Review by Frank Plowright
Mad magazine is still with us today, approaching pensionable age, yet considerably rejuvenated in the 21st century. So much of what Mad introduced, both in terms of attitude and satirical tropes, has seeped into far wider circulation, meaning the original can seem predictable, a victim of its own success. Head back to 1952, though, and there had never been comics to approach the irreverent attitude with which editor and writer Harvey Kurtzman infused his material. An entire generation of satirists and humourists across a variety of artistic endeavours can trace their inspiration back to what Kurtzman and his collaborators produced over three years.
The work from Mad has been reprinted many times beginning with The Mad Reader in 1954, but the gold standard remains this four volume hardcover and slipcased boxed set published by Russ Cochran in the 1980s collecting the first 23 comic sized issues.
Taken in isolation the earliest issues provide unfettered artistic brilliance, but the approach of biting the hand that feeds by satirising the genres sustaining the other EC comics alongside which they were published lack focus when compared to what follows. Even the earliest movie and TV parodies fall flat until a sharper voice is found.

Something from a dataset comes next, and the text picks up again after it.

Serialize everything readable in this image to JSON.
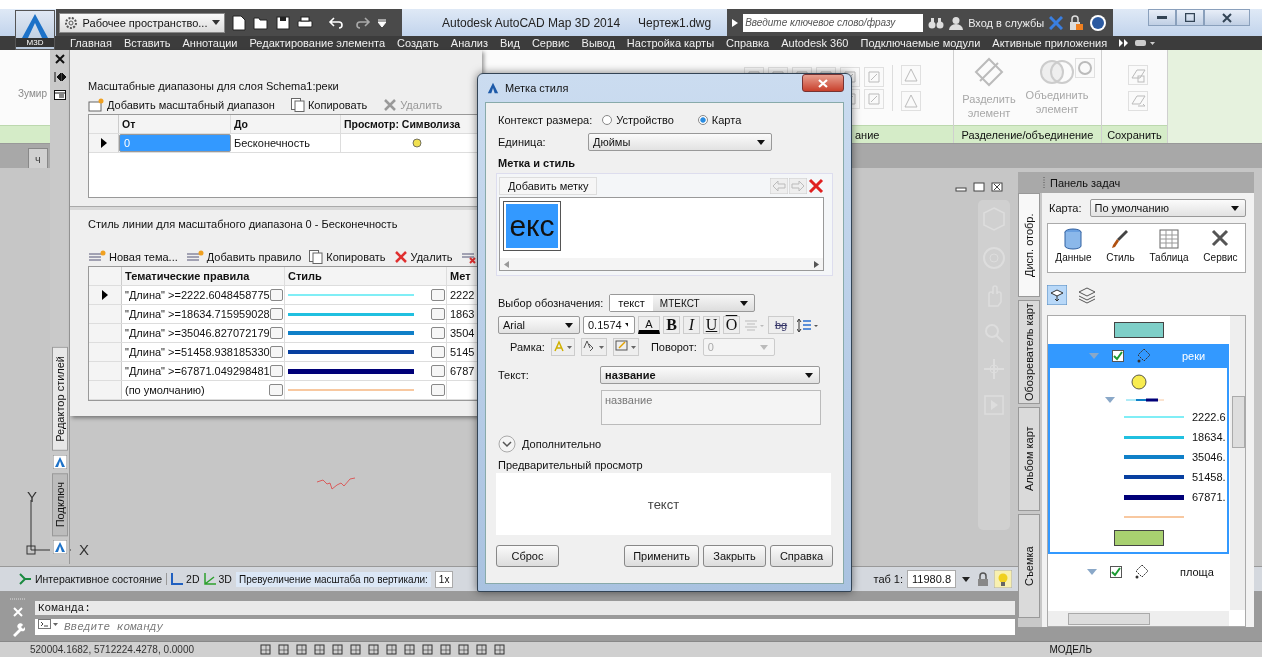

By the fourth issue, though, Wally Wood’s ‘Superduperman’ is pointing the way forward, precisely spearing the ludicrous aspects of Superman, while simultaneously being drawn better than the real article had been depicted for years.
As the months progress, Kurtzman becomes ever more ambitious. On an occasion when there was a deadline problem his solution is a scrapbook style concoction of photographs and captions purporting to present a biography of Bill Elder, rounded out by reprinting an Elder strip. The cover tagline of “Humor in a jugular vein” is both witty and true. There’s some real bite here, with Kurtzman turning his attention to the wider world. Issue 17 is particularly effective. There’s not only a savaging of the demagogue Senator Joe McCarthy in the form of a quiz show pastiche, but a strip jointly produced by Elder and Bernie Krigstein contrasting the knockabout drunken comedy of the Bringing Up Father newspaper strip with a real life reflection of the drinking and violence.

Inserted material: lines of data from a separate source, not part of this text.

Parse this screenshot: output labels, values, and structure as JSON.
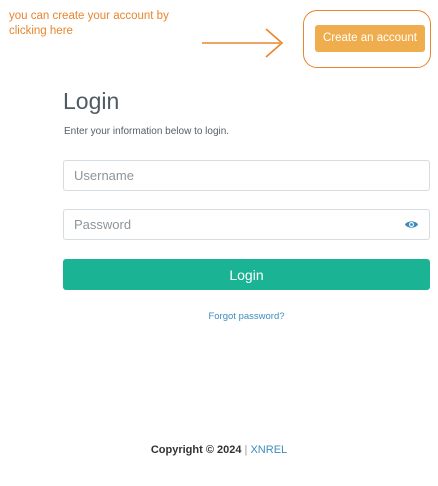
{
  "annotation": {
    "text": "you can create your account by clicking here",
    "color": "#e8852d"
  },
  "header": {
    "create_account_label": "Create an account",
    "create_account_color": "#f0ad4e"
  },
  "login": {
    "title": "Login",
    "subtitle": "Enter your information below to login.",
    "username_placeholder": "Username",
    "password_placeholder": "Password",
    "show_password_icon": "eye-icon",
    "submit_label": "Login",
    "submit_color": "#1ab394",
    "forgot_label": "Forgot password?"
  },
  "footer": {
    "copyright": "Copyright © 2024",
    "separator": "|",
    "brand": "XNREL"
  }
}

The final issues are already pointing the way forward to what Mad would become as a magazine, with ad pastiches, photo features, and introducing the now familiar contrast strip. It’s interesting to speculate if ‘Movie Scenes the Way We’d Like to See Them’ originated as a way of Davis only having to draw half the number of pages plus an extra concluding panel.
Sadly this box set is long out of print, with the nearest equivalent either the individual volumes of The Mad Archives, or the excellent Fantagraphics reprints sorting the books into collections of work spotlighting individual artists. While other EC material can be organised into artist-based collections to no detriment, doing so for Mad misses the point. Bill Elder was a wonderful, manic comic artist, but packaging every dense, gag-packed strip he produced in the single book induces overkill. He needs to be parsed with the greater graphic dynamism of Wood, the refined finesse of Jack Davis, the more straight-laced John Severin and Kurtzman’s own loose and frenzied cartooning.
Prior to the box set Cochran also published The Complete First Six Issues of Mad, in effect a smaller paperback version of this boxed set’s first volume. The material is also available in digital form as Totally Mad, which collects every edition of the comic to 1998 along with copious amounts of bonus material.